If Bader had stayed healthy and produced something like a league average offensive line, we would probably be talking about him as a potential center field solution for the future. However, that’s not how things unfolded, and he is now set to hit free agency after undergoing season-ending groin surgery in September.

Even at his best, Bader is a flawed hitter who has some pop and speed: his career-high in home runs is 16, achieved in 2021, and his 20-steals output this year represents the best one of his career. Still, his plate discipline has evaporated from the 10+ percent walk rate he had in 2019-20 to the 4-5 percent range, where he finished in each of the last two campaigns.

With his low average and OBP floor, he is more of a bottom-of-the-lineup hitter in an ideal setup. What makes him really valuable is his defense in center field.

Bader, a former Gold Glover, had four Defensive Runs Saved (DRS) and nine Outs Above Average (OAA), meaning that he remains an asset in the heart of a team’s outfield defense.

Still, the Yanks learned his flaws and the overall risk associated with him during year-long tenure: he doesn’t get on base often and he is very injury-prone. Pitches surely enjoyed him making plays in center field, though.

The emergence of Jasson Domínguez as a potentially viable MLB option in September probably made Bader expendable for the Yankees, at least in the long-term. A few months prior, we were discussing the possibility of an extension for the glove-first outfielder.

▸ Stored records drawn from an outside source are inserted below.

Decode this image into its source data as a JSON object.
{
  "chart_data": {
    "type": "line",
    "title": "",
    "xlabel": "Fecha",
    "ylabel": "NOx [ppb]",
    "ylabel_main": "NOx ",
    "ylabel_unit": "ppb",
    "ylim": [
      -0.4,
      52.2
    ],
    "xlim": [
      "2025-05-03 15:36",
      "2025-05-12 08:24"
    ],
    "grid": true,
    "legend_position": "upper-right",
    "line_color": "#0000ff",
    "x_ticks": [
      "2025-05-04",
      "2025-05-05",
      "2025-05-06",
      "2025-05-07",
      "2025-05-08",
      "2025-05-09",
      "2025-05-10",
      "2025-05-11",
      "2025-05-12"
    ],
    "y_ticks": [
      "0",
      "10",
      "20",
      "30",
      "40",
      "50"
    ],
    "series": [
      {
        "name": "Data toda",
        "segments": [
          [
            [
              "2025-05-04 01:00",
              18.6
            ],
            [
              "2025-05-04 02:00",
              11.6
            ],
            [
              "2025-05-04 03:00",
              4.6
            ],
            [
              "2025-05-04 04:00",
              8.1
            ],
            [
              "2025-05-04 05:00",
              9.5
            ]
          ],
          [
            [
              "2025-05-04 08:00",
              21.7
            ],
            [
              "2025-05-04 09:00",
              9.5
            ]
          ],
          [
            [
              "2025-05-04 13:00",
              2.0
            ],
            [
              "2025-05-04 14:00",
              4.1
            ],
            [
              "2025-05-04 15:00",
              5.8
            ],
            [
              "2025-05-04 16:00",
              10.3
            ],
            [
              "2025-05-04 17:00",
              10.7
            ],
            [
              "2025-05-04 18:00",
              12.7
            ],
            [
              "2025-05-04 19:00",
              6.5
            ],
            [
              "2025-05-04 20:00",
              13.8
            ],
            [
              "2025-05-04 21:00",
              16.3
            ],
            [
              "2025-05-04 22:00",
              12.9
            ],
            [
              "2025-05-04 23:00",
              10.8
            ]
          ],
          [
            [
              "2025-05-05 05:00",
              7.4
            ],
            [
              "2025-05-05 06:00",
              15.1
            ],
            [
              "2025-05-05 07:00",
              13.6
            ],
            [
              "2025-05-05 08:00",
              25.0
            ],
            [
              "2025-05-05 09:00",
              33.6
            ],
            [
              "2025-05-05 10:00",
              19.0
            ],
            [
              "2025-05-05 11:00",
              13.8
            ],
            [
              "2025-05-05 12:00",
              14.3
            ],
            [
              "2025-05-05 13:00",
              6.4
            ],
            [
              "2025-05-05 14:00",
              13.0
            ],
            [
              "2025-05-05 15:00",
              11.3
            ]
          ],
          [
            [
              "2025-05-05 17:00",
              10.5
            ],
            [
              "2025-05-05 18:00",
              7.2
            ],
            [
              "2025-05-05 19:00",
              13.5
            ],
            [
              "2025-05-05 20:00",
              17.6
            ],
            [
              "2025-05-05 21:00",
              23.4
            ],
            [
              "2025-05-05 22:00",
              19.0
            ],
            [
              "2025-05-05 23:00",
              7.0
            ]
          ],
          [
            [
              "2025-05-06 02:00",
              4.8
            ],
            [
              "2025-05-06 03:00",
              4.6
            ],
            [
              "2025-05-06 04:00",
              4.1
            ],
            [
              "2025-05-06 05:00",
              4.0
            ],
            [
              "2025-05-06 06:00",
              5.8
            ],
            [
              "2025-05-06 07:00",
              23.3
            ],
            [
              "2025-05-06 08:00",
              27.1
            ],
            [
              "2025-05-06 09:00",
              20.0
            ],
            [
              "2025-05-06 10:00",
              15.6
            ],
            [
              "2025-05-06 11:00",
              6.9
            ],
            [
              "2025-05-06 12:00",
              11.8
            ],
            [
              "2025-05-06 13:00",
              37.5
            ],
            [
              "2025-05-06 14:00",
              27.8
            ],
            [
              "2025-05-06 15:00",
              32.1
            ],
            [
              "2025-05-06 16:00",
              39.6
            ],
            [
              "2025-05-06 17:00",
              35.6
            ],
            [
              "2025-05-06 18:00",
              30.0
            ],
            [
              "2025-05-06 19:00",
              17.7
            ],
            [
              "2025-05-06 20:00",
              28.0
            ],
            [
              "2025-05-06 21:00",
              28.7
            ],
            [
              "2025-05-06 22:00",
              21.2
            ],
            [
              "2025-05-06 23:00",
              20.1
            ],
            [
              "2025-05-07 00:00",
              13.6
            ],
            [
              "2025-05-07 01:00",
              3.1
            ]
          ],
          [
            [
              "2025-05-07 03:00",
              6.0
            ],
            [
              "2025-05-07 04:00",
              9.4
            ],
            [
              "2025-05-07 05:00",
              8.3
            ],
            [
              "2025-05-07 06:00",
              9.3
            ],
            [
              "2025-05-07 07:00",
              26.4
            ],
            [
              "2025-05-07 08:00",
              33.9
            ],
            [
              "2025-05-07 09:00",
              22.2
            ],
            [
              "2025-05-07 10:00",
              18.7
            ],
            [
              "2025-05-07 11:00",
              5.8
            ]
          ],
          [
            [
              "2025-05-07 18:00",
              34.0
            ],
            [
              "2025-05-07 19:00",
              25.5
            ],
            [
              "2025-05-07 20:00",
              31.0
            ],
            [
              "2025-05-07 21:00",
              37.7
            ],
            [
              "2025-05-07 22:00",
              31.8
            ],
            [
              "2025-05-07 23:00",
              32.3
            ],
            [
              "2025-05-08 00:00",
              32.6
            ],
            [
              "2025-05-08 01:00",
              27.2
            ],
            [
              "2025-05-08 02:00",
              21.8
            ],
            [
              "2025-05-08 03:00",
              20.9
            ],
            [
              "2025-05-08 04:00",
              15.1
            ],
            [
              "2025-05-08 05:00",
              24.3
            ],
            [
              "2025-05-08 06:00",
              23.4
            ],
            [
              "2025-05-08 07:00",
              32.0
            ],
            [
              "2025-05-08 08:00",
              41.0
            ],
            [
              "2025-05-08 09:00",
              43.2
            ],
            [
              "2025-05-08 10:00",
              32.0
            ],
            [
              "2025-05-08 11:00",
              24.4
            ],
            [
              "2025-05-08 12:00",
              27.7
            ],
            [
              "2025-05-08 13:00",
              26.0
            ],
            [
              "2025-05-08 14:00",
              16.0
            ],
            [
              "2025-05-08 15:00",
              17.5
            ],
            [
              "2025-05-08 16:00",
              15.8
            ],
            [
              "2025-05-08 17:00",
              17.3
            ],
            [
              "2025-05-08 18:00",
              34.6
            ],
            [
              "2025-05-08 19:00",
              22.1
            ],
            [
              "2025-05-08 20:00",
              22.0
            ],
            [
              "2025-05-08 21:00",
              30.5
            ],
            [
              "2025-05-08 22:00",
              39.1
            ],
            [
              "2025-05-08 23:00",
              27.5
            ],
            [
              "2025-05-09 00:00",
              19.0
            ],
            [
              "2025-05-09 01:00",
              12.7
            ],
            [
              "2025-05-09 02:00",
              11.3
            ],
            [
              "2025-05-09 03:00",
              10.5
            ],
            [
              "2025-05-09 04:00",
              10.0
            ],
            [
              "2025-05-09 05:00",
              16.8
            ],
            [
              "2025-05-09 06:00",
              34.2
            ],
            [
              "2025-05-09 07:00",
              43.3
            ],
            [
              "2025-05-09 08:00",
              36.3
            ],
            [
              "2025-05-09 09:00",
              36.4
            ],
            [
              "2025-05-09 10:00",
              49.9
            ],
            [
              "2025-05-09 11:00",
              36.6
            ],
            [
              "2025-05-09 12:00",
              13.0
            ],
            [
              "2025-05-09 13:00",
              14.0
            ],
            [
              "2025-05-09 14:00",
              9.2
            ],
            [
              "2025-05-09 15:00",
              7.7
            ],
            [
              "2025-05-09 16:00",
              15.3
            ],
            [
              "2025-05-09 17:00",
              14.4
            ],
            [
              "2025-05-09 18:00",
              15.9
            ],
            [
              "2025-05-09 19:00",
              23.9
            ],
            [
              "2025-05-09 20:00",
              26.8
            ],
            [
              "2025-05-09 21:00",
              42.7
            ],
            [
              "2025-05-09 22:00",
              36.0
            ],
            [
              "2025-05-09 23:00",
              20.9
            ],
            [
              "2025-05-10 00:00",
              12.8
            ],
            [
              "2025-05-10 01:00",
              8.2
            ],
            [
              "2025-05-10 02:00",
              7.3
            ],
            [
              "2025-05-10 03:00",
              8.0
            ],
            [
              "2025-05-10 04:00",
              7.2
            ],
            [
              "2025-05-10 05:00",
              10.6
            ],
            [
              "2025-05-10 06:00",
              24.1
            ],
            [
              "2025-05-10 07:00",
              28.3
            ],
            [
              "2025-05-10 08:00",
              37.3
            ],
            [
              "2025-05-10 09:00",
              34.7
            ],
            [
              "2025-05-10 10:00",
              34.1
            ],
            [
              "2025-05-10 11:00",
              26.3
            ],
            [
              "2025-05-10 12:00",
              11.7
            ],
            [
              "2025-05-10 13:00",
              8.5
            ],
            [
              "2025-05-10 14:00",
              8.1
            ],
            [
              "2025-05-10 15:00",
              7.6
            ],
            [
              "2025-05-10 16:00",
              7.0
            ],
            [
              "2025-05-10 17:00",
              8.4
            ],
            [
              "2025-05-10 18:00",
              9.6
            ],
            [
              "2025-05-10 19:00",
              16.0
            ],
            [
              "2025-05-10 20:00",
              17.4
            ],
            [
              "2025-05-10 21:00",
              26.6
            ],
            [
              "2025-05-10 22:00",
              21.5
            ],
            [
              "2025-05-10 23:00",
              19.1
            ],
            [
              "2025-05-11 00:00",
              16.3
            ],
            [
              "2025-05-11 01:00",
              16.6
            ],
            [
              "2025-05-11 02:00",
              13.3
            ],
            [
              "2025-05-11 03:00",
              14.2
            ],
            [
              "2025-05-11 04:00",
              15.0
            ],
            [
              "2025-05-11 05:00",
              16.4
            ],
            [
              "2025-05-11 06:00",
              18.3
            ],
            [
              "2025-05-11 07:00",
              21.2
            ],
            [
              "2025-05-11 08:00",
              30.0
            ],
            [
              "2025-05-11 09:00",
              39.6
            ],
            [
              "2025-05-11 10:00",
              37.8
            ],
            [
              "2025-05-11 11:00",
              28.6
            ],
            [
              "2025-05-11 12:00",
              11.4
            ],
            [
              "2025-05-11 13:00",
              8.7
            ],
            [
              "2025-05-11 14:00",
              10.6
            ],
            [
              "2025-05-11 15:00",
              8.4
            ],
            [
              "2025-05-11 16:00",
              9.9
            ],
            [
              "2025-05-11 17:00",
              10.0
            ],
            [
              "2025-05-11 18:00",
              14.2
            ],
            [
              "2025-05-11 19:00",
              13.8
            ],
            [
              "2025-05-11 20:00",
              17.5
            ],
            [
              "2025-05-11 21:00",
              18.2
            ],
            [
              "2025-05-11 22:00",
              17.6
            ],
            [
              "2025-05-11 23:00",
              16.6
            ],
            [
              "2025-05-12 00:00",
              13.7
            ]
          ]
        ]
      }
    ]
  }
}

There is a non-zero chance Bader returns on a one-year deal next season as a stopgap center fielder with the “Martian” missing the first few months. The Yankees will surely explore other options, though, both internal and external, and Bader could have other proposals on his plate, too.

It’s pretty clear at this point who Bader is as a player, and Baseball Savant couldn’t have provided a better, more concise evaluation:

Baseball Savant

That offense is just hard to overlook, even in the face of gaudy defensive metrics.

For the purposes of this article, which is evaluating Bader’s performance in 2023, D+ seems fair for a player with an ugly .643 OPS in more than 300 trips to the plate with the team. If it wasn’t for his excellent defense, the grade would have been even lower.